EDIT: I am reading the index which contains maybe 60 documents....

 int numDocs = fReader.numDocs();
 while(termEnum.next())
    {
        Term term = termEnum.term();
        double df = fReader.docFreq(term); 

       TermDocs termDocs = indexReader.termDocs(term);

    //HERE is what i mean when i say tfidf is per document,

             while(termDocs.next())
            {
               double tf = termDocs.freq();
               // Calculate tfidf.......
            }

            termDocs.close();

}

So, I will get tfidf of this term, but for every document that we loop through. And I do not need these results:

tfidf(term1, doc1);

tfidf(term1, doc2);

tfidf(term1, doc3); ...........and so on.
I need some measure of importance of this term in the collection. By intuition, it would be something like "if term "term1" had good tfidf in 5 documents then it is important"

But ofcourse, something smarter :)

Thank you!!!

4

4 Answers

1
votes

So, if i calculate tfidf, it gives me importance of single term with respect to single document.

Not true. IDF is measured globally across the entire corpus. The whole point of IDF is to provide a simple measure of exactly what you're looking for -- how "important" a term is.

So an easy way of doing what you ask is to find the most frequently occurring terms in the corpus, and weight them by document frequency.

0
votes

You can try opening the index using Luke and it gives you the top-ranked terms.

0
votes

EDIT: I still do not get what you are trying to achieve.
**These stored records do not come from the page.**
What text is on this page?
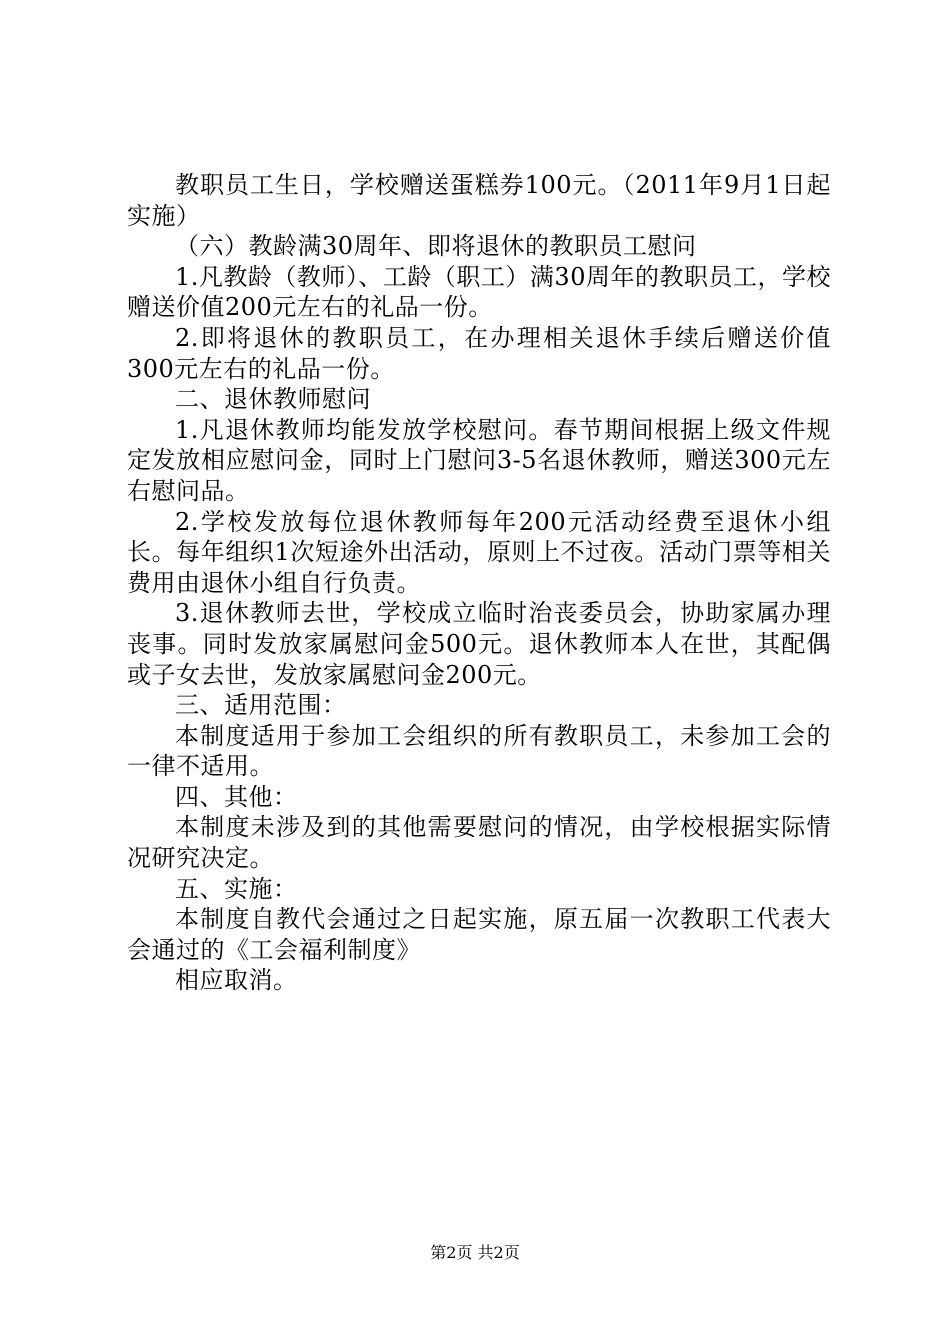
教职员工生日，学校赠送蛋糕券100元。（2011年9月1日起实施）

（六）教龄满30周年、即将退休的教职员工慰问

1.凡教龄（教师）、工龄（职工）满30周年的教职员工，学校赠送价值200元左右的礼品一份。

2.即将退休的教职员工，在办理相关退休手续后赠送价值300元左右的礼品一份。

二、退休教师慰问

1.凡退休教师均能发放学校慰问。春节期间根据上级文件规定发放相应慰问金，同时上门慰问3-5名退休教师，赠送300元左右慰问品。

2.学校发放每位退休教师每年200元活动经费至退休小组长。每年组织1次短途外出活动，原则上不过夜。活动门票等相关费用由退休小组自行负责。

3.退休教师去世，学校成立临时治丧委员会，协助家属办理丧事。同时发放家属慰问金500元。退休教师本人在世，其配偶或子女去世，发放家属慰问金200元。

三、适用范围：

本制度适用于参加工会组织的所有教职员工，未参加工会的一律不适用。

四、其他：

本制度未涉及到的其他需要慰问的情况，由学校根据实际情况研究决定。

五、实施：

本制度自教代会通过之日起实施，原五届一次教职工代表大会通过的《工会福利制度》

相应取消。

第2页 共2页
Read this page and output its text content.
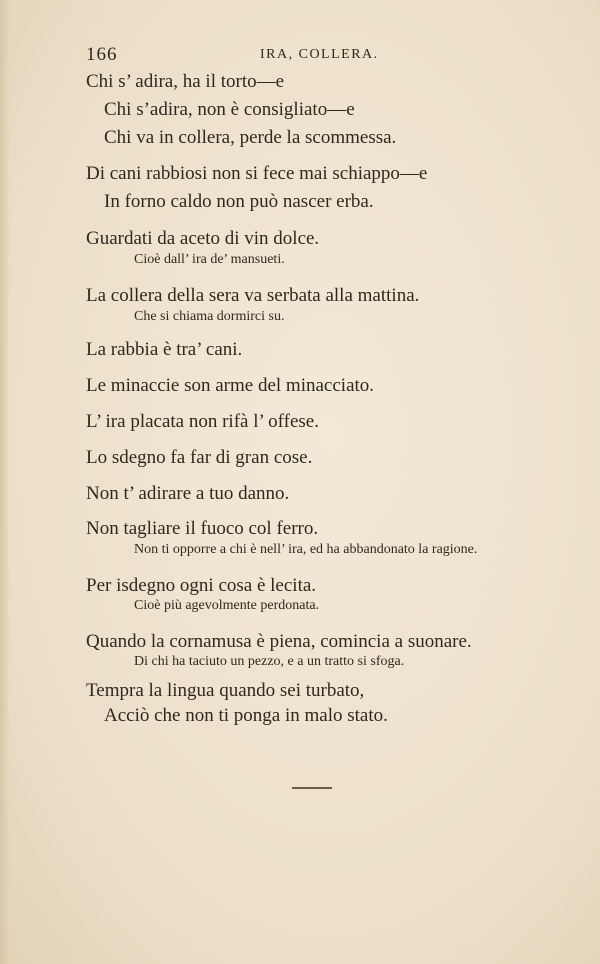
166	IRA, COLLERA.
Chi s’ adira, ha il torto—e
Chi s’adira, non è consigliato—e
Chi va in collera, perde la scommessa.
Di cani rabbiosi non si fece mai schiappo—e
In forno caldo non può nascer erba.
Guardati da aceto di vin dolce.
Cioè dall’ ira de’ mansueti.
La collera della sera va serbata alla mattina.
Che si chiama dormirci su.
La rabbia è tra’ cani.
Le minaccie son arme del minacciato.
L’ ira placata non rifà l’ offese.
Lo sdegno fa far di gran cose.
Non t’ adirare a tuo danno.
Non tagliare il fuoco col ferro.
Non ti opporre a chi è nell’ ira, ed ha abbandonato la ragione.
Per isdegno ogni cosa è lecita.
Cioè più agevolmente perdonata.
Quando la cornamusa è piena, comincia a suonare.
Di chi ha taciuto un pezzo, e a un tratto si sfoga.
Tempra la lingua quando sei turbato,
Acciò che non ti ponga in malo stato.
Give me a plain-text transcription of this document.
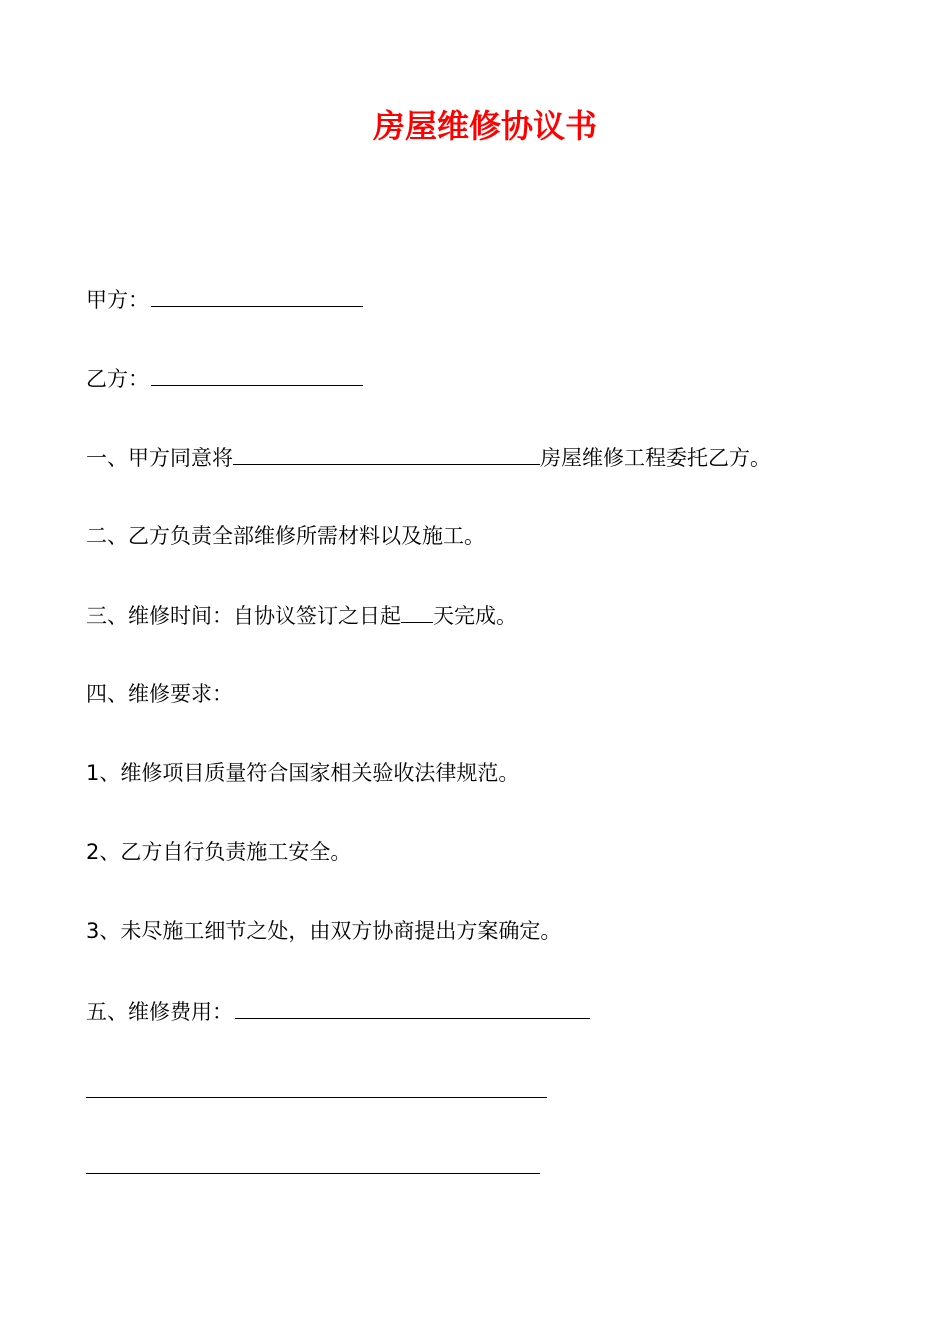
房屋维修协议书
甲方：
乙方：
一、甲方同意将	房屋维修工程委托乙方。
二、乙方负责全部维修所需材料以及施工。
三、维修时间：自协议签订之日起 天完成。
四、维修要求：
1、维修项目质量符合国家相关验收法律规范。
2、乙方自行负责施工安全。
3、未尽施工细节之处，由双方协商提出方案确定。
五、维修费用：
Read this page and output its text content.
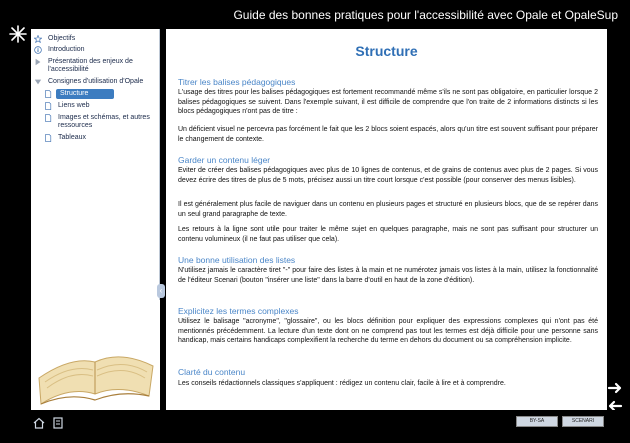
Guide des bonnes pratiques pour l'accessibilité avec Opale et OpaleSup
Objectifs
Introduction
Présentation des enjeux de l'accessibilité
Consignes d'utilisation d'Opale
Structure
Liens web
Images et schémas, et autres ressources
Tableaux
‹
Structure
Titrer les balises pédagogiques
L'usage des titres pour les balises pédagogiques est fortement recommandé même s'ils ne sont pas obligatoire, en particulier lorsque 2 balises pédagogiques se suivent. Dans l'exemple suivant, il est difficile de comprendre que l'on traite de 2 informations distincts si les blocs pédagogiques n'ont pas de titre :
Un déficient visuel ne percevra pas forcément le fait que les 2 blocs soient espacés, alors qu'un titre est souvent suffisant pour préparer le changement de contexte.
Garder un contenu léger
Eviter de créer des balises pédagogiques avec plus de 10 lignes de contenus, et de grains de contenus avec plus de 2 pages. Si vous devez écrire des titres de plus de 5 mots, précisez aussi un titre court lorsque c'est possible (pour conserver des menus lisibles).
Il est généralement plus facile de naviguer dans un contenu en plusieurs pages et structuré en plusieurs blocs, que de se repérer dans un seul grand paragraphe de texte.
Les retours à la ligne sont utile pour traiter le même sujet en quelques paragraphe, mais ne sont pas suffisant pour structurer un contenu volumineux (il ne faut pas utiliser que cela).
Une bonne utilisation des listes
N'utilisez jamais le caractère tiret "-" pour faire des listes à la main et ne numérotez jamais vos listes à la main, utilisez la fonctionnalité de l'éditeur Scenari (bouton "insérer une liste" dans la barre d'outil en haut de la zone d'édition).
Explicitez les termes complexes
Utilisez le balisage "acronyme", "glossaire", ou les blocs définition pour expliquer des expressions complexes qui n'ont pas été mentionnés précédemment. La lecture d'un texte dont on ne comprend pas tout les termes est déjà difficile pour une personne sans handicap, mais certains handicaps complexifient la recherche du terme en dehors du document ou sa compréhension implicite.
Clarté du contenu
Les conseils rédactionnels classiques s'appliquent : rédigez un contenu clair, facile à lire et à comprendre.
BY-SA	SCENARI
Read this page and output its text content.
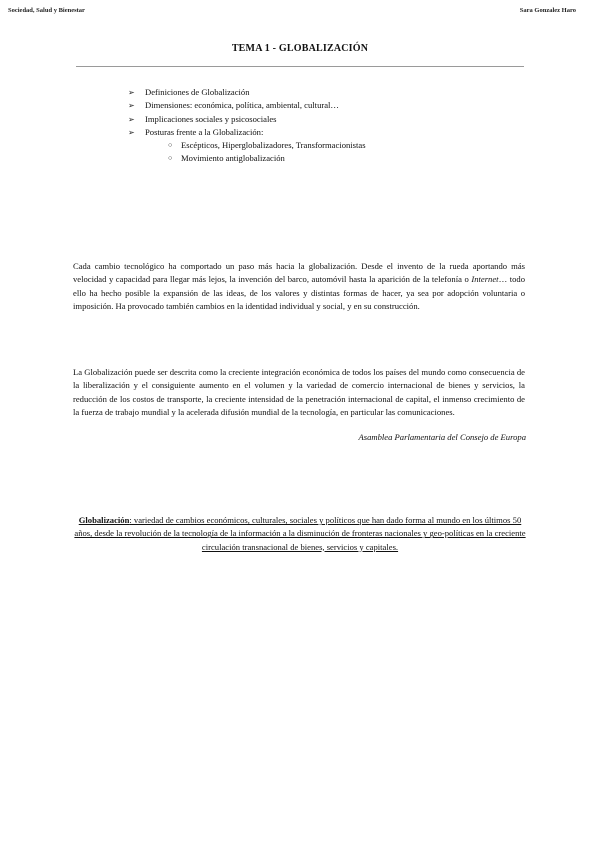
Sociedad, Salud y Bienestar	Sara Gonzalez Haro
TEMA 1 - GLOBALIZACIÓN
➢	Definiciones de Globalización
➢	Dimensiones: económica, política, ambiental, cultural…
➢	Implicaciones sociales y psicosociales
➢	Posturas frente a la Globalización:
○	Escépticos, Hiperglobalizadores, Transformacionistas
○	Movimiento antiglobalización

Cada cambio tecnológico ha comportado un paso más hacia la globalización. Desde el invento de la rueda aportando más velocidad y capacidad para llegar más lejos, la invención del barco, automóvil hasta la aparición de la telefonía o Internet… todo ello ha hecho posible la expansión de las ideas, de los valores y distintas formas de hacer, ya sea por adopción voluntaria o imposición. Ha provocado también cambios en la identidad individual y social, y en su construcción.

La Globalización puede ser descrita como la creciente integración económica de todos los países del mundo como consecuencia de la liberalización y el consiguiente aumento en el volumen y la variedad de comercio internacional de bienes y servicios, la reducción de los costos de transporte, la creciente intensidad de la penetración internacional de capital, el inmenso crecimiento de la fuerza de trabajo mundial y la acelerada difusión mundial de la tecnología, en particular las comunicaciones.

Asamblea Parlamentaria del Consejo de Europa

Globalización: variedad de cambios económicos, culturales, sociales y políticos que han dado forma al mundo en los últimos 50 años, desde la revolución de la tecnología de la información a la disminución de fronteras nacionales y geo-políticas en la creciente circulación transnacional de bienes, servicios y capitales.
A high TF/IDF value means that this term is useful for differentiating this document from the rest of the collection, that is: this term is relatively more frequent in the specific document than in the collection in general. Therefore it "represents" the document against the collection background. Is this what you want?

One possible way to rephrase your question is that you want to compress the collection, using few high-frequency terms. This means words that appear a lot in the collection, and can be done by take words having low idf.

Another alternative is that you want some concise way to represent the collection against a more general background, say a larger collection or the whole WWW. In that case, you want to compare word frequency between collections, consider the mutual information between the word type and the collection, or other feature selection methods.

If I still miss your point, please say so.

0
votes

The contrib/ folder has a class to generate a list of the most frequent terms: http://svn.apache.org/repos/asf/lucene/dev/trunk/lucene/contrib/misc/src/java/org/apache/lucene/misc/HighFreqTerms.java

If you're instead looking for semantic feature extraction, you can check out http://project.carrot2.org/